1 can refried beans [16 oz]
5 medium sized tortillas
3/4 cup vegan cheese

METHOD

  1. Preheat oven to 375F [190C].
  2. In a big pan add the vegetable broth, onions and peppers. Cook for 5 minutes on a low heat until fragrant.
  3. Then add in beans, corn and taco seasoning. Toss to mix everything and cook until beans have slightly softened and everything is fragrant. If mixture starts to look too dry you can add in more vegetable broth.
  4. Prepare enchilada sauce by adding all ingredients into a blender and blend until smooth.

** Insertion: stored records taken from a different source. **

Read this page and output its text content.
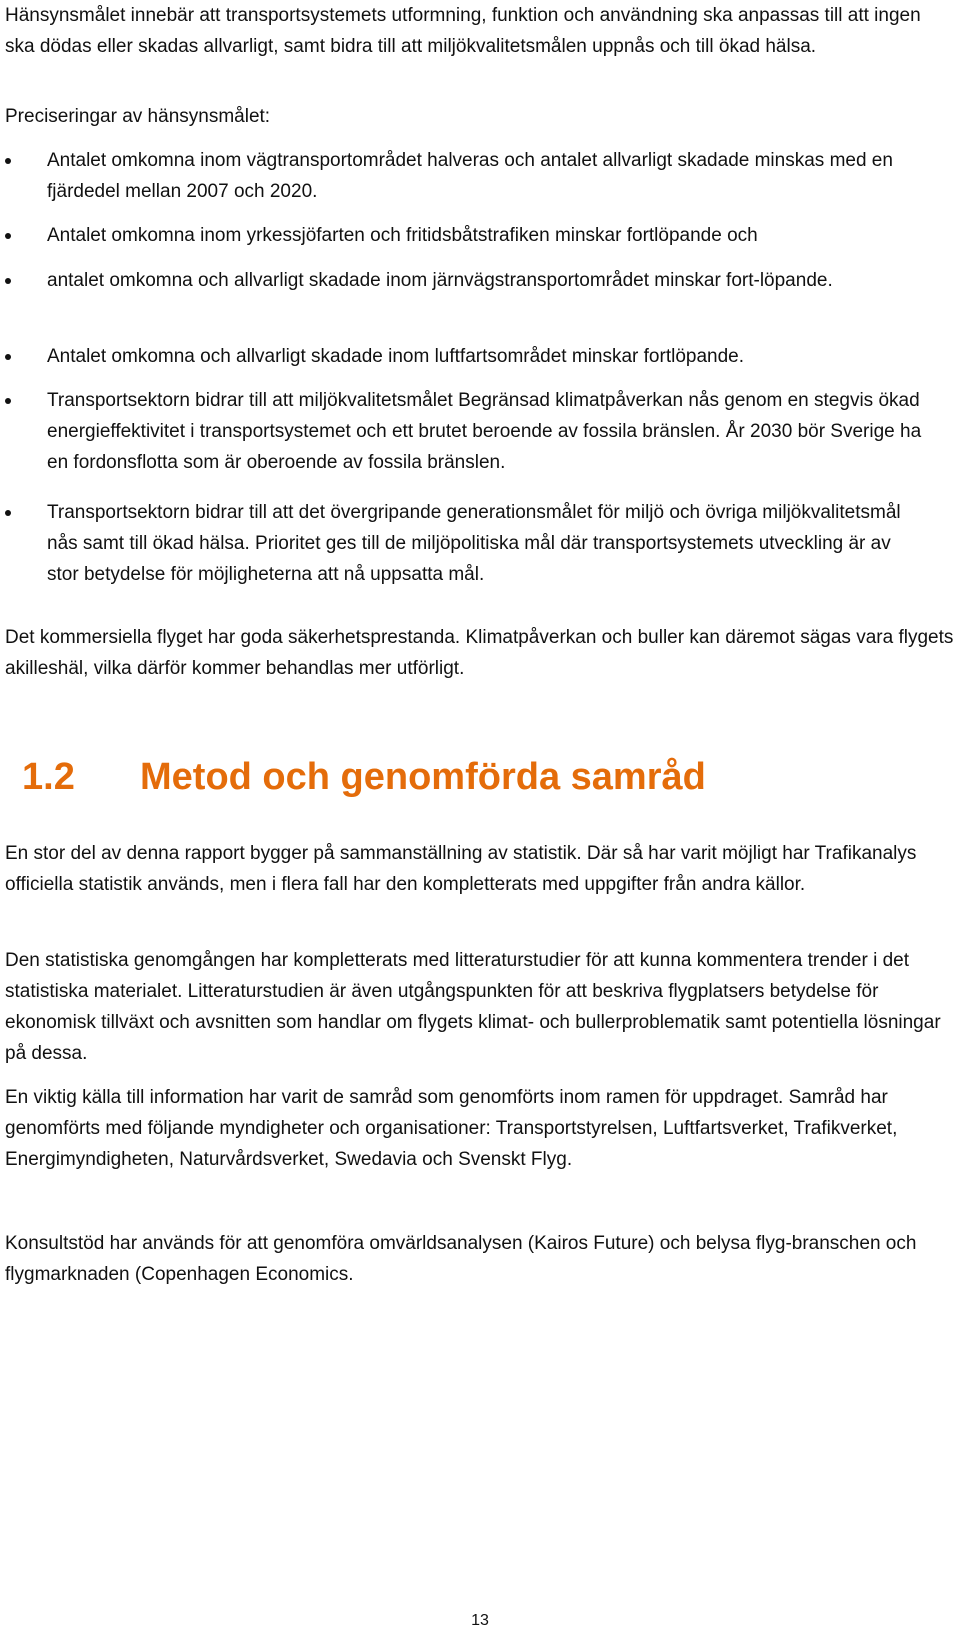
Hänsynsmålet innebär att transportsystemets utformning, funktion och användning ska anpassas till att ingen ska dödas eller skadas allvarligt, samt bidra till att miljökvalitetsmålen uppnås och till ökad hälsa.

Preciseringar av hänsynsmålet:

Antalet omkomna inom vägtransportområdet halveras och antalet allvarligt skadade minskas med en fjärdedel mellan 2007 och 2020.
Antalet omkomna inom yrkessjöfarten och fritidsbåtstrafiken minskar fortlöpande och
antalet omkomna och allvarligt skadade inom järnvägstransportområdet minskar fort-löpande.
Antalet omkomna och allvarligt skadade inom luftfartsområdet minskar fortlöpande.
Transportsektorn bidrar till att miljökvalitetsmålet Begränsad klimatpåverkan nås genom en stegvis ökad energieffektivitet i transportsystemet och ett brutet beroende av fossila bränslen. År 2030 bör Sverige ha en fordonsflotta som är oberoende av fossila bränslen.
Transportsektorn bidrar till att det övergripande generationsmålet för miljö och övriga miljökvalitetsmål nås samt till ökad hälsa. Prioritet ges till de miljöpolitiska mål där transportsystemets utveckling är av stor betydelse för möjligheterna att nå uppsatta mål.

Det kommersiella flyget har goda säkerhetsprestanda. Klimatpåverkan och buller kan däremot sägas vara flygets akilleshäl, vilka därför kommer behandlas mer utförligt.

1.2 Metod och genomförda samråd

En stor del av denna rapport bygger på sammanställning av statistik. Där så har varit möjligt har Trafikanalys officiella statistik används, men i flera fall har den kompletterats med uppgifter från andra källor.

Den statistiska genomgången har kompletterats med litteraturstudier för att kunna kommentera trender i det statistiska materialet. Litteraturstudien är även utgångspunkten för att beskriva flygplatsers betydelse för ekonomisk tillväxt och avsnitten som handlar om flygets klimat- och bullerproblematik samt potentiella lösningar på dessa.

En viktig källa till information har varit de samråd som genomförts inom ramen för uppdraget. Samråd har genomförts med följande myndigheter och organisationer: Transportstyrelsen, Luftfartsverket, Trafikverket, Energimyndigheten, Naturvårdsverket, Swedavia och Svenskt Flyg.

Konsultstöd har används för att genomföra omvärldsanalysen (Kairos Future) och belysa flyg-branschen och flygmarknaden (Copenhagen Economics.

13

  5. Cut the tortillas into strips.
  6. Heat the refried beans up for a few minutes and if necessary you can add some water to help thin it out a bit. This helps to spread it easier.
  7. To assemble the casserole add a bit of the enchilada sauce into a pan. I used a 9 x 11.
  8. Then add a layer of tortilla strips down enough to cover the pan.
  9. Next add a layer of refried beans, spread it out the best you can.
  10. Next add half of the bean and corn filling.
  11. Cover with 1/2 of the vegan cheese.
  12. For the second round of layering I did a bit differently: rest of the tortilla strips, rest of the beans, enchilada sauce, rest of the bean and corn filling, more enchilada sauce and vegan cheese.
  13. I also like to save some of the enchilada sauce for later on.
  14. Bake for 20-30 minutes until cheese is melted and casserole is bubbly.
  15. Allow the casserole to rest for 15 minutes so it has a chance to cool.
  16. Cut into it and enjoy with vegan sour cream, guacamole or whatever you like!